Ranking Algorithm
Stringy’s ranking system prioritizes strings by relevance, helping analysts focus on the most important findings first. The algorithm combines multiple factors to produce a comprehensive relevance score.
Scoring Formula
Final Score = SectionWeight + SemanticBoost - NoisePenalty
Each component contributes to the overall relevance assessment. The resulting internal score is then mapped to a display score (0-100) via band mapping.

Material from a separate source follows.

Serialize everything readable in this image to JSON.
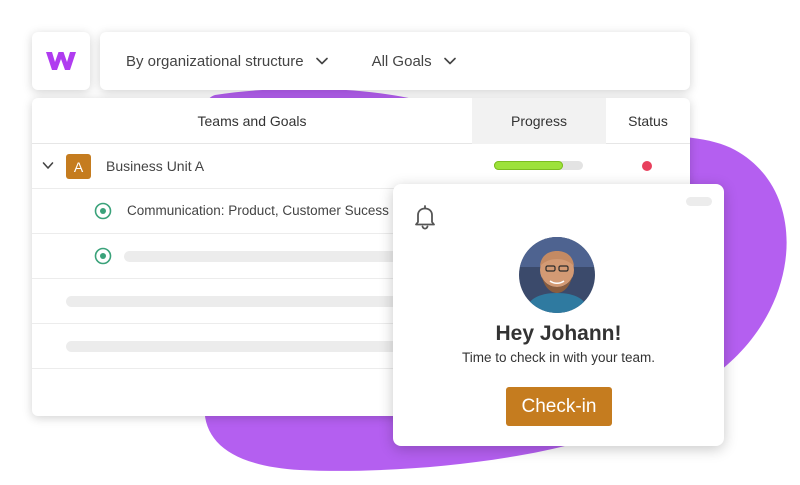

Note: Section weights use a 1.0-10.0 scale, and semantic boosts add to the internal score. The pipeline’s normalizer then maps the combined internal score to a 0-100 display score using the band table shown in Display Score Mapping below.
Section Weight
Different sections have varying likelihood of containing meaningful strings. Container parsers assign weights (1.0-10.0) to each section based on its type and name.
Weight Ranges
| Section Type | Typical Weight | Examples |
|---|---|---|
| Dedicated string storage | 8.0-10.0 | .rodata, __TEXT,__cstring, .rsrc |
| Read-only data | 7.0 | .data.rel.ro, __DATA_CONST |
| General data | 5.0 | .data |
| Code sections | 1.0 | .text |
Format-specific adjustments are applied based on section names. For example, ELF .rodata.str1.1 (aligned strings) and PE .rsrc (rich resources) receive additional priority.
Semantic Boost
Strings with recognized semantic meaning receive score boosts based on their tags.
Boost Categories
| Tag Category | Boost Level | Examples |
|---|---|---|
| Network (URL, Domain, IP) | High | https://api.evil.com |
| Identifiers (GUID, Email) | High | {12345678-1234-...} |
| File System (Path, Registry) | Medium-High | C:\Windows\System32\evil.dll |
| User-Agent-like strings | Medium-High | Mozilla/5.0 ... |
| Version/Manifest | Medium | MyApp v1.2.3 |
| Code Artifacts (Format strings, Base64) | Medium | Error: %s at line %d |
| Symbols (Import, Export) | Low-Medium | CreateFileW, main |
Strings with multiple semantic tags receive additional (diminishing) bonuses for each extra tag.
Noise Penalty
Various factors indicate low-quality or noisy strings, and receive penalties:
Penalty Categories
-
High Entropy: Strings with high Shannon entropy (randomness) are likely binary data or encoded content and receive significant penalties.
-
Excessive Length: Very long strings are often noise (padding, embedded data). Longer strings receive progressively larger penalties.
-
Repeated Patterns: Strings with excessive character repetition (e.g.,
AAAAAAA...) are penalized based on the repetition ratio. -
Common Noise Patterns: Known noise patterns receive penalties, including padding characters, hex dump patterns, and table-like data with excessive delimiters.
Display Score Mapping
The internal score is mapped to a display score (0-100) using bands:
| Internal Score | Display Score | Meaning |
|---|---|---|
| <= 0 | 0 | Low relevance |
| 1-79 | 1-49 | Low relevance |
| 80-119 | 50-69 | Moderate |
| 120-159 | 70-89 | Meaningful |
| 160-220 | 90-100 | High-value |
| > 220 | 100 (clamped) | High-value |
Filtering Recommendations
- Interactive analysis: Show display scores >= 50
- Automated processing: Use display scores >= 70
- YARA rules: Focus on display scores >= 80
- High-confidence indicators: Display scores >= 90